St. Thomas Aquinas [Summa totius logicæ Aristotelis (Opusculum 48)] divides the operations of the Understanding in reference to the logical character of their products into
     Simple Apprehension,
     Judgment, and
     Ratiocination, or Reasoning. [—]

Ratiocination or reasoning produces inferences or reasonings, which are expressed by argumentations, as, ” I think, therefore I must exist,” “Enoch, being a man, must have died; and since the Bible says he did not die, not everything in the Bible can be true.”

1893 | Grand Logic 1893: Division III. Substantial Study of Logic Chapter VI. The Essence of Reasoning | CP 4.45

Ratiocination is defined by St.
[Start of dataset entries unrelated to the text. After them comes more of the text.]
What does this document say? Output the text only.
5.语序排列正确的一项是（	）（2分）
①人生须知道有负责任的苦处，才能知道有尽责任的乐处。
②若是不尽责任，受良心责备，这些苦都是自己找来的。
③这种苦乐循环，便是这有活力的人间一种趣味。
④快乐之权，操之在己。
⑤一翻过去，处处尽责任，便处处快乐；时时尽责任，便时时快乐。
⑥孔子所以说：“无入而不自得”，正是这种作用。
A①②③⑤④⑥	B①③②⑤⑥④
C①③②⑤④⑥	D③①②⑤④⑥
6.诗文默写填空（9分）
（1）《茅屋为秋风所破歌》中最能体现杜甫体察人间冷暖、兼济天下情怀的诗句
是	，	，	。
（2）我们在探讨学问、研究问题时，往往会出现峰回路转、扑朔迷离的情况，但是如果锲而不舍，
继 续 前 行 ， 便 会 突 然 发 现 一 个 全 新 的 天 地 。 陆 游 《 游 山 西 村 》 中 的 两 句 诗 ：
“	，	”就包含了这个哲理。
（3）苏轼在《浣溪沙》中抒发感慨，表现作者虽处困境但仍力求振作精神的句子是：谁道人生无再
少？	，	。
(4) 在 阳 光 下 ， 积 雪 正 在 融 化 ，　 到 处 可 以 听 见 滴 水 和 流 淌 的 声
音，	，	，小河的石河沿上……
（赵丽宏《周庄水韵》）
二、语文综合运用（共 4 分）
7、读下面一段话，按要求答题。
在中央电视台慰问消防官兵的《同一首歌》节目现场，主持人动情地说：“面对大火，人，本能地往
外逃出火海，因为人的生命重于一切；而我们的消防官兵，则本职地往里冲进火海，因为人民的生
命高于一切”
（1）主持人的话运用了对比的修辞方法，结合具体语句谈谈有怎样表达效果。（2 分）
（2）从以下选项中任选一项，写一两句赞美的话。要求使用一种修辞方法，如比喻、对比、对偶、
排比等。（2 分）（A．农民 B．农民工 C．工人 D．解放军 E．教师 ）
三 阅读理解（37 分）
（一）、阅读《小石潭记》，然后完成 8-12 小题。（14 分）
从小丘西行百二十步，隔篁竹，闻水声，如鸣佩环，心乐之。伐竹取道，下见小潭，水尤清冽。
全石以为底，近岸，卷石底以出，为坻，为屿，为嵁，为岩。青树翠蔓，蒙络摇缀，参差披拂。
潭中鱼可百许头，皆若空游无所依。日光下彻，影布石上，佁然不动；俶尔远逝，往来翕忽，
Thomas as the operation by which reason proceeds from the known to the unknown.

1895 | Short Logic: Chapter I. Of Reasoning in General | EP 2:11-12

Reasoning is the process by which we attain a belief which we regard as the result of previous knowledge. [—]

Again, a given belief may be regarded as the effect of another given belief, without our seeming to see clearly why or how. Such a process is usually called an inference; but it ought not to be called a rational inference, or reasoning. A blind force constrains us. [—]

The word illation signifies a process of inference. Reasoning, in general, is sometimes called ratiocination. Argumentation is the expression of a reasoning.

1913 | An Essay toward Improving Our Reasoning in Security and in Uberty | EP 2:464

Reasoning-power; or Ratiocination, called by some Dianoetic Reason, is the power of drawing inferences that tend toward the truth, when their premises or the virtual assertions from which they set out are true.